In his spare time (someone needs to remind me what the term "spare time" means!) he is a somewhat active musician. He plays trumpet in the university's pep and concert bands, and in local summer community band, which he co-founded in 2010. He is also the organist and cantor at his church.
Answers to IRC Questions:
How do people interact?
Conversations take place by typing and reading everyone's messages. You always have an opportunity to scroll back through the conversation to check on parts of the conversation you may have missed.
What is the pattern of communication?
Everyone has equal opportunities to speak. Most messages are directed at everyone else there, but sometimes someone will mention a question to someone specific. No one is interrupted so everyone's voice is heard.
Are there any terms that seem to have special meaning?
The meetbot directions were new to me, those seemed to have some significance.
Can you make any other observations?
I've used IRC before; this seemed typical of a chat meeting.
IRC Channel Observation
I wasn't able to see a structured meeting, but I did notice many small informal conversations about the project. Most of them were asking if new revisions had been seen, and if they had, what feedback was being provided. I did see what seemed to be a new interested developer ask to get involved. It was suggested to join the mailing list first. I didn't understand a lot of the terms being thrown around. I hope it comes easy to me when I join the project.
Sugar Labs Guided Tour
Community
All three teams make use of IRC; two of them also have a mailing list.
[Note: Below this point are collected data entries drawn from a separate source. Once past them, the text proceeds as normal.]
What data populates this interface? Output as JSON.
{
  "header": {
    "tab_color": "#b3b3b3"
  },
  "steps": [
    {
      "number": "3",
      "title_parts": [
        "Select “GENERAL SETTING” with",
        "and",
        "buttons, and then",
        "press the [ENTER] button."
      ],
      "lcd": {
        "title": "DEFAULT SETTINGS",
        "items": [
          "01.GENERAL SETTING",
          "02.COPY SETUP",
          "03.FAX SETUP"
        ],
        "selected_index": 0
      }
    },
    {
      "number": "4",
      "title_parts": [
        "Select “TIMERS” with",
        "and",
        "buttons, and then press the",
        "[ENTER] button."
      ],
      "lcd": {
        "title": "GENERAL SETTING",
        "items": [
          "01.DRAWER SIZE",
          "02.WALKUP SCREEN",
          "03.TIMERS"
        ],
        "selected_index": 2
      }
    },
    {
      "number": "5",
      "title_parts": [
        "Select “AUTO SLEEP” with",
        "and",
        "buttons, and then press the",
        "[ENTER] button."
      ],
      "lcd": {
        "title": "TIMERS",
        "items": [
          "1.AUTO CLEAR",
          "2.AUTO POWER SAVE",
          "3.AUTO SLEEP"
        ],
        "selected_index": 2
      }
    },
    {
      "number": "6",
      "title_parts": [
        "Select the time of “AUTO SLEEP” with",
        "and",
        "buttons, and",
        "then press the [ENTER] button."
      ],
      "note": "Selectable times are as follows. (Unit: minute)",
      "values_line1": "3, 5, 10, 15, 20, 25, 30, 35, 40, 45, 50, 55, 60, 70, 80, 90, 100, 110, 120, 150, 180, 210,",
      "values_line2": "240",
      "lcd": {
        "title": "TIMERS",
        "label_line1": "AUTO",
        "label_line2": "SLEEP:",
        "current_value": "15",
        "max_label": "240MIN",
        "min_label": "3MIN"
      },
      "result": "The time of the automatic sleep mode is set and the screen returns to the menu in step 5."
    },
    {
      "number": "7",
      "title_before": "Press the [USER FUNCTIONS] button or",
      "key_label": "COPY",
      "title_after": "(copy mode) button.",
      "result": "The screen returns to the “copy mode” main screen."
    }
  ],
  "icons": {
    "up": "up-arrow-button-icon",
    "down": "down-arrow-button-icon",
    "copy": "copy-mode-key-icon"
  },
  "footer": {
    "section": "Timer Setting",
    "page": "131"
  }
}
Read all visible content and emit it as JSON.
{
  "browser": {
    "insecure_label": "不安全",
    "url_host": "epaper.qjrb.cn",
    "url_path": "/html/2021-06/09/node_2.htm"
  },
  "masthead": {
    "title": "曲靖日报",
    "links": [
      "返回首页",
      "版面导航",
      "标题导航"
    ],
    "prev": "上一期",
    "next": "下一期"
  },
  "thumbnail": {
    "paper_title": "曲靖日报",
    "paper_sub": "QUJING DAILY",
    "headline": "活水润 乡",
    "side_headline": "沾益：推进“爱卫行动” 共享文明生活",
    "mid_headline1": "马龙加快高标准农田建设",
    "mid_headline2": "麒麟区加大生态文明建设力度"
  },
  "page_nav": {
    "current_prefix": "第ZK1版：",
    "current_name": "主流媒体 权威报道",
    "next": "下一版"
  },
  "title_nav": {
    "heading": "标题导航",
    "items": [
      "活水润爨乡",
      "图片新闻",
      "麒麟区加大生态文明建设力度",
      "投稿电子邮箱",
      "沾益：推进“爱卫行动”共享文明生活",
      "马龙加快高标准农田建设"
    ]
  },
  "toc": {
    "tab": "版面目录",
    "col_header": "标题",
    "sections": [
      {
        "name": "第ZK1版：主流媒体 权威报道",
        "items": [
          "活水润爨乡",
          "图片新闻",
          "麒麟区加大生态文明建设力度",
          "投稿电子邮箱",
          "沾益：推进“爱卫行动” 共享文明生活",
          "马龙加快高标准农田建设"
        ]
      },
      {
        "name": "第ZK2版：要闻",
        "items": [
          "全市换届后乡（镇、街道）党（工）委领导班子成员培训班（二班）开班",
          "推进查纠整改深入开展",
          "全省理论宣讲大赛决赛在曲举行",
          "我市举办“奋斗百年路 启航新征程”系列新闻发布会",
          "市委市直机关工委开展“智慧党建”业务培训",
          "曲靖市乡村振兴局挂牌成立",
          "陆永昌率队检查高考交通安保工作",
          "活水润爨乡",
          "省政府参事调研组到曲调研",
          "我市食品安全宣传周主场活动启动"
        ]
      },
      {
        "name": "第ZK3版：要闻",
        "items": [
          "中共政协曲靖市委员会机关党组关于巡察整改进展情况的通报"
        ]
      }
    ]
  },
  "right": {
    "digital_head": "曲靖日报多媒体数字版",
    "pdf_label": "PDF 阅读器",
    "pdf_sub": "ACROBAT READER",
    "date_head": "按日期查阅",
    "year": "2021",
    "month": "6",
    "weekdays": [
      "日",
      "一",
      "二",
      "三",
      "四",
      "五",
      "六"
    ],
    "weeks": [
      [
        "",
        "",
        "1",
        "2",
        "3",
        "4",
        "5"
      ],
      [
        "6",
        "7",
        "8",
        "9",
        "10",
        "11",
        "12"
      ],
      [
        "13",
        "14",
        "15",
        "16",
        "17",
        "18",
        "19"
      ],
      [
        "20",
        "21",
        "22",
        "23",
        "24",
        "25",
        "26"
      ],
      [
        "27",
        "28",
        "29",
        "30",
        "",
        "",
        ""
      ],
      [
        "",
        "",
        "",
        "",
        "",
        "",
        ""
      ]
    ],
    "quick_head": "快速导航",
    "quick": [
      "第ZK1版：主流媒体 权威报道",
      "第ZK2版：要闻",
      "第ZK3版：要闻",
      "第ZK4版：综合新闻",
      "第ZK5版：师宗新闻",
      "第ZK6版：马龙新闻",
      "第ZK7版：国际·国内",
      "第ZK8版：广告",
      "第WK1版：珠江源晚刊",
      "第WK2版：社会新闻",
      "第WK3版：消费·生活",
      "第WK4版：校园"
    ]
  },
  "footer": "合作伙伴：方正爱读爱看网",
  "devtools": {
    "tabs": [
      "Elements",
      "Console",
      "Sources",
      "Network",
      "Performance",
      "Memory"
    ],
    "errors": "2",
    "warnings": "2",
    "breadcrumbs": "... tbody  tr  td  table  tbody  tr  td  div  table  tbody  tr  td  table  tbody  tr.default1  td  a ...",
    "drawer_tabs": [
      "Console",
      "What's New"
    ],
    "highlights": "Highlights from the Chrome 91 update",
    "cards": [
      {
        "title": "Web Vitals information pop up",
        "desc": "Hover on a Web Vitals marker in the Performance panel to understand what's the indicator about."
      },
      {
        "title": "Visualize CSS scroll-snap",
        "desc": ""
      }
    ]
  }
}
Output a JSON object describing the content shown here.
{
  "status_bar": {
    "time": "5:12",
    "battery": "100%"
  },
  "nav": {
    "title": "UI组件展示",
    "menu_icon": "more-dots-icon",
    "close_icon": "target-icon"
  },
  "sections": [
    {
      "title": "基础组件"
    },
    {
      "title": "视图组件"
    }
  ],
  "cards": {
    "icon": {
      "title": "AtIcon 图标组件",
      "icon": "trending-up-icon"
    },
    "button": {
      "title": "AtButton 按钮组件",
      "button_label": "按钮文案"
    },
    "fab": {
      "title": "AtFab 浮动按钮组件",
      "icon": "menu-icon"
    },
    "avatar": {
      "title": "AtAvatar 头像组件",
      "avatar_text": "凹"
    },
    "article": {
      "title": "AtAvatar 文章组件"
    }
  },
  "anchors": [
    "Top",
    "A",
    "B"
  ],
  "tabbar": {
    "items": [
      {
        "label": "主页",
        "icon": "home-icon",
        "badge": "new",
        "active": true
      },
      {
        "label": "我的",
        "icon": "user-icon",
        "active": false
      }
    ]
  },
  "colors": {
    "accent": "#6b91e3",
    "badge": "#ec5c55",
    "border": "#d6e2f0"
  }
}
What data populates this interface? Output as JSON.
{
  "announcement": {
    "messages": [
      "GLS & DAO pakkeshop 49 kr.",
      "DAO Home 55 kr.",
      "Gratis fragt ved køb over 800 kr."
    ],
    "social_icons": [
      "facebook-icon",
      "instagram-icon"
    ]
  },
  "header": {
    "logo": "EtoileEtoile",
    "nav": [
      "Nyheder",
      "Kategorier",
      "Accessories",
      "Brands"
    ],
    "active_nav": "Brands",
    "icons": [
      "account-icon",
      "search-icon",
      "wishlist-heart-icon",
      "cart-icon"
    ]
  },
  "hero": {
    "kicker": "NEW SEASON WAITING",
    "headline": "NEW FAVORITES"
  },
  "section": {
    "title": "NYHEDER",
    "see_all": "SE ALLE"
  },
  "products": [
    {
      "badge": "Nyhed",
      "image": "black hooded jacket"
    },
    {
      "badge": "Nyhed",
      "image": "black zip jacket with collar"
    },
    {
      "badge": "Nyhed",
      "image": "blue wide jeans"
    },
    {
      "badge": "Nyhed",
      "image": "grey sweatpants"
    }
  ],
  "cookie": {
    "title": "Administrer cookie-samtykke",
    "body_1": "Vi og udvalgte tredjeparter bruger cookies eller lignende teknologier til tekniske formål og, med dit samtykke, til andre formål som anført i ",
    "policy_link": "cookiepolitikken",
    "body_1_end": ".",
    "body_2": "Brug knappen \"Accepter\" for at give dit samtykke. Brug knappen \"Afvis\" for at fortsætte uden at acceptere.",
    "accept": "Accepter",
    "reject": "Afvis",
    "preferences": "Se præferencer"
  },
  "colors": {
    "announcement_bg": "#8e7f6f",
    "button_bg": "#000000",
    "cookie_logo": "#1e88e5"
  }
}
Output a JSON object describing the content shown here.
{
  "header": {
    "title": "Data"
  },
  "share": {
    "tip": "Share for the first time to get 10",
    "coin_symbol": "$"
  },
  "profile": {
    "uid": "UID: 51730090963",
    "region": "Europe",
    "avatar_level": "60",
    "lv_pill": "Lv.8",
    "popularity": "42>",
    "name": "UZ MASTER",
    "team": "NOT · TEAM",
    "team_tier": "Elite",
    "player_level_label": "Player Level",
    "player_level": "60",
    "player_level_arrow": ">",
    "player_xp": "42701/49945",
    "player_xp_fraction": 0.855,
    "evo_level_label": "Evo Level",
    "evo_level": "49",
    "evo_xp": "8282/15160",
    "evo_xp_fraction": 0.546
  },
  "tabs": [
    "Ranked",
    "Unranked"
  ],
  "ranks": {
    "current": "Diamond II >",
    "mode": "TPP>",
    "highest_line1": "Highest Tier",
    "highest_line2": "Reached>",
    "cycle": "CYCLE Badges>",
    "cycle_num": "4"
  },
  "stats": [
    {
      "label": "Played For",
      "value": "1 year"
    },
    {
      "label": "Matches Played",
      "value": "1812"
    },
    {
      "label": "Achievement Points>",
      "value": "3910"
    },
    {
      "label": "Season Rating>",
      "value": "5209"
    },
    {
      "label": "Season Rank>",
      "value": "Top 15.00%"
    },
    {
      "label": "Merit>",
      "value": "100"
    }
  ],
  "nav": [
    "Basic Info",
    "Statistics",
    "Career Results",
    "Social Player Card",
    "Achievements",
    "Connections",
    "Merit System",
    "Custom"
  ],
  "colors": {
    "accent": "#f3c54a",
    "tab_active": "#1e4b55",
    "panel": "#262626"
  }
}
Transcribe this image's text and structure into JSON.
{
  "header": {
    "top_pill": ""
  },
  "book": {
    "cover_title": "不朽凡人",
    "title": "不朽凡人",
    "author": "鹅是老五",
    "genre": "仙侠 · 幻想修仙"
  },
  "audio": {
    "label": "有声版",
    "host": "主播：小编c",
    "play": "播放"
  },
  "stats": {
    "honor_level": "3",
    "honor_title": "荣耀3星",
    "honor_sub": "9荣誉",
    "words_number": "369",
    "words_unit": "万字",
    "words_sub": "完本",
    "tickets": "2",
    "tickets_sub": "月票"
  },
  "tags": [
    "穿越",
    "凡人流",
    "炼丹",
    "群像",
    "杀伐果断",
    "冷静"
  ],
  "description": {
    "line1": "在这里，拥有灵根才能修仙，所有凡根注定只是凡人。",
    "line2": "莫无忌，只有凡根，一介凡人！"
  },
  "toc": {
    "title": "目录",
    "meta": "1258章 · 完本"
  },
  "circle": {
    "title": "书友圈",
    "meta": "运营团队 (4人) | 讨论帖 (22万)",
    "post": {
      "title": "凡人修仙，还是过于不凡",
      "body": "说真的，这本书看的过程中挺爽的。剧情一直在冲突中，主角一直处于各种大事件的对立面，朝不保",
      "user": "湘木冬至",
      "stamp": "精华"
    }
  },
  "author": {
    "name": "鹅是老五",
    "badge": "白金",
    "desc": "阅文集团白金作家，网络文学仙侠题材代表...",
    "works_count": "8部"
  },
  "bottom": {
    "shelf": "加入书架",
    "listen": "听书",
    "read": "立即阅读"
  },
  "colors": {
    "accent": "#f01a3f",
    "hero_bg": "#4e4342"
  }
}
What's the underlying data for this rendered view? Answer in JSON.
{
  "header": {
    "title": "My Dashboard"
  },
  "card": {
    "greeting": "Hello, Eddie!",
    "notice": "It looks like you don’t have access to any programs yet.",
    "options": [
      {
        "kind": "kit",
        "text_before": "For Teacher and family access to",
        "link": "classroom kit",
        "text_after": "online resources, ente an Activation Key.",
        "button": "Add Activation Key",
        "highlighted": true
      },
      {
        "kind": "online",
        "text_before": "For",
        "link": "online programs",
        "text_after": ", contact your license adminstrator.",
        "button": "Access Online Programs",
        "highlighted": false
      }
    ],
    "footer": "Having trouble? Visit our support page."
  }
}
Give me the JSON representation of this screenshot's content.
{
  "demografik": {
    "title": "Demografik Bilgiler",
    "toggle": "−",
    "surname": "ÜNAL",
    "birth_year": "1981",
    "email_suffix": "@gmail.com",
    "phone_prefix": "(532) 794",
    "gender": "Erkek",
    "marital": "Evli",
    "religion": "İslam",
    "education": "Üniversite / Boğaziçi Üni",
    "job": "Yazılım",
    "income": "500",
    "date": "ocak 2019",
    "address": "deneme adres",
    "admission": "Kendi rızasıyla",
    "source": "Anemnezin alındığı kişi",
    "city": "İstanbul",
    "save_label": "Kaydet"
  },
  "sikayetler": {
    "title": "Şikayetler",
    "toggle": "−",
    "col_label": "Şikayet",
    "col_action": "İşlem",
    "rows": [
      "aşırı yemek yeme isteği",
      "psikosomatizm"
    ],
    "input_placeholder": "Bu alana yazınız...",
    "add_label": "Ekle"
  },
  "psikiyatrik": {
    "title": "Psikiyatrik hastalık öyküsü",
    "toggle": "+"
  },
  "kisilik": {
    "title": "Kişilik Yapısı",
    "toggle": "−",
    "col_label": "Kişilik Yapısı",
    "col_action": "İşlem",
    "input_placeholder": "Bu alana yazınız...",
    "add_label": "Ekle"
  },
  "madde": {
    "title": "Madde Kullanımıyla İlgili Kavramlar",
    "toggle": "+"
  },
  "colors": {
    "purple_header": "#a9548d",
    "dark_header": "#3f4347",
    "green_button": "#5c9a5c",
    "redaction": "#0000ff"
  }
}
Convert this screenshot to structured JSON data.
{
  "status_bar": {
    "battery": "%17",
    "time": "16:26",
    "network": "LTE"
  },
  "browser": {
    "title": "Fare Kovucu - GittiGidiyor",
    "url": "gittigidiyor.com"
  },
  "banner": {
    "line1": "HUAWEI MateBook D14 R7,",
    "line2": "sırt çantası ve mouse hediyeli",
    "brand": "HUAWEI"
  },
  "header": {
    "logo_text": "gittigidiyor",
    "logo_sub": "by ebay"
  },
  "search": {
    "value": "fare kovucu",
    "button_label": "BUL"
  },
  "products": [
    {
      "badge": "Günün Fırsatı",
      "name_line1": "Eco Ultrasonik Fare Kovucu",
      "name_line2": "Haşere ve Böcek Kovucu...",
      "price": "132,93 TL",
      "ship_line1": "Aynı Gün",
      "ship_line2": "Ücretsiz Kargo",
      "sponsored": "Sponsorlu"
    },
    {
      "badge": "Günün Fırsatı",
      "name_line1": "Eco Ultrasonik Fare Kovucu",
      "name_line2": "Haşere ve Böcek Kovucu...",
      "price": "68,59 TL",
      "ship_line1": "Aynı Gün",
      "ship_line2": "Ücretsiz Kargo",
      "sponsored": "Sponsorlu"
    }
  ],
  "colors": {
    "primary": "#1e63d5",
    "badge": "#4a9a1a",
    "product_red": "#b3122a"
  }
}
There seem to be a lot more people in the Activities team.
Bug Tracking
Bugs are sorted by urgency, with those needing the most attention at the top of the page. Each ticket has a unique number, and includes information about what part of the project it affects, a brief description, its current status, who's working on it, and its type and severity.
Repository
Judging by the URL, I suspect this is a local repository.
Release Cycle
The roadmap guides the activities for each release cycle. One a new release is completed, a new roadmap for the next release is planned.
Sahana-Eden Guided Tour
Community
These pages are very different. Each page directs you to how to participate, but because the jobs of developers, designers, and testers are all much different, there is a variety of information on how to participate. The team pages at Sugar Labs seemed much more uniform and consistent than the ones here.
Bug Tracking
The Sahana-Eden bug tracker first presents you with a menu of the type of bug report you'd like. Going to the Active Tickets report, the information there is very similar to that provided at Sugar Labs.
Repository
It looks like Sahana-Eden uses GitHub as its repository.
Roadmap
It looks like Sahana-Eden's road map goes past the next release. I also don't see specific dates in this road map as I did for Sugar Labs. Here there is just a list of goals for the next releases.
FOSS Classroom Activities
My main activity (and reason for participating in this workshop) would be to have my Senior Project class make one non-trivial contribution to the code for a FOSS project. In leading up to that final activity would preliminary work, much like we're doing here. There are many assignments and materials from the SoftHum web site that would be adapted for my class.
Seeing the volume of opportunities out there, I'm considering smaller activities for my CS0 and CS1 class. My CS0 could contribute to user documentation, and my CS1 could improve internal comments in the code. There are other activities I haven't thought of yet, I'm sure.